In the rapid growth economies of the Middle East, nearly three quarters (73%) of respondents have accumulated the majority of their wealth in less than 20 years. In terms of how this wealth is used, HNWIs in the Middle East have a tendency to allocate more of their resources to personal property than to tangible assets and collectibles. On average, respondents in the region currently hold their wealth largely in personal property (30% of wealth), followed by investments (23%) and cash savings (20%). By contrast, just 13% of wealth is held in tangible assets.
From source to legacy:
As wealth rises and fortunes are made at a more rapid rate than ever before, the report explores how the challenges facing newly wealthy individuals - and families that need to plan for the future - have become more acute.

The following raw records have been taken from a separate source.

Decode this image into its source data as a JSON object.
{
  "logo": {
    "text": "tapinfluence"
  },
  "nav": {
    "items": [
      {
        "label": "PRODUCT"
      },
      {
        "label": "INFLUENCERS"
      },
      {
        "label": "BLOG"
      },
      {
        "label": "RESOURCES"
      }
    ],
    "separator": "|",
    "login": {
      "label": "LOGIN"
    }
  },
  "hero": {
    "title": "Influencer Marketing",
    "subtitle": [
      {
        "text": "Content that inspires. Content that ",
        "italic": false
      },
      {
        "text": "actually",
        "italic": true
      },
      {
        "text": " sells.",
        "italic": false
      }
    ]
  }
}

Many HNWIs around the world now prefer to give their money to family and friends and charitable causes in their lifetime rather than as inheritance, seeing their wealth as an ‘enabler’, the report revealed. This trend is especially prevalent in the Middle East with 19% of HNWIs planning to give their entire wealth away to family, friends and charity during their lifetime, compared to just 5% in the UK and 4% in the US. Across the Middle East, 96% of respondents indicated their intention to pass on some or all of their wealth to family or friends, either during their lifetime or as inheritance.
Rory Gilbert, Managing Director and Head of Wealth and Investment Management, Barclays, Middle East and North Africa, said, “Wealth creators in newer growth markets, profoundly see their money as an enabler for their family and to the wider wealth cycle. They want to pass their wealth down and leave their business as a legacy for future generations. The report reveals that wealthy families in the Middle East have a strong entrepreneurial spirit and want to play an active role in managing their money, and have great confidence in the future of the region.”
Impact on philanthropy:
In addition to the legacy left behind, the report finds that the changing origin of wealth has a profound impact on the motivations for global HNWIs to become involved in philanthropy. In the Middle East, HNWIs tend to give to charitable causes out of a sense of duty and responsibility (65%) as well as religious beliefs (60%). The former is echoed in other markets, with this being the case for 69% of respondents in the UK and Switzerland, 71% in the US and 84% in Monaco.
He further added: “We expect significant growth in family offices to occur in MENA, as HNWIs in the region that have gained their wealth over the last few decades look to come up with ways to pass it on to the next generation. Entrepreneurial activity still drives the vast majority of wealth creation in MENA, which is earned through the success and growth of business ventures. Even when MENA HNWIs received a large portion of their wealth from inheritance, they are actively involved in growing that financial legacy. In this respect, Middle Eastern HNWIs are the most optimistic among all the regions surveyed, and believe that wealth creation is easier at present than ever before. Not only is the Middle East the hotbed for creating wealth, but is also attracting global HNWI investments, that are seeking stable growth opportunities.”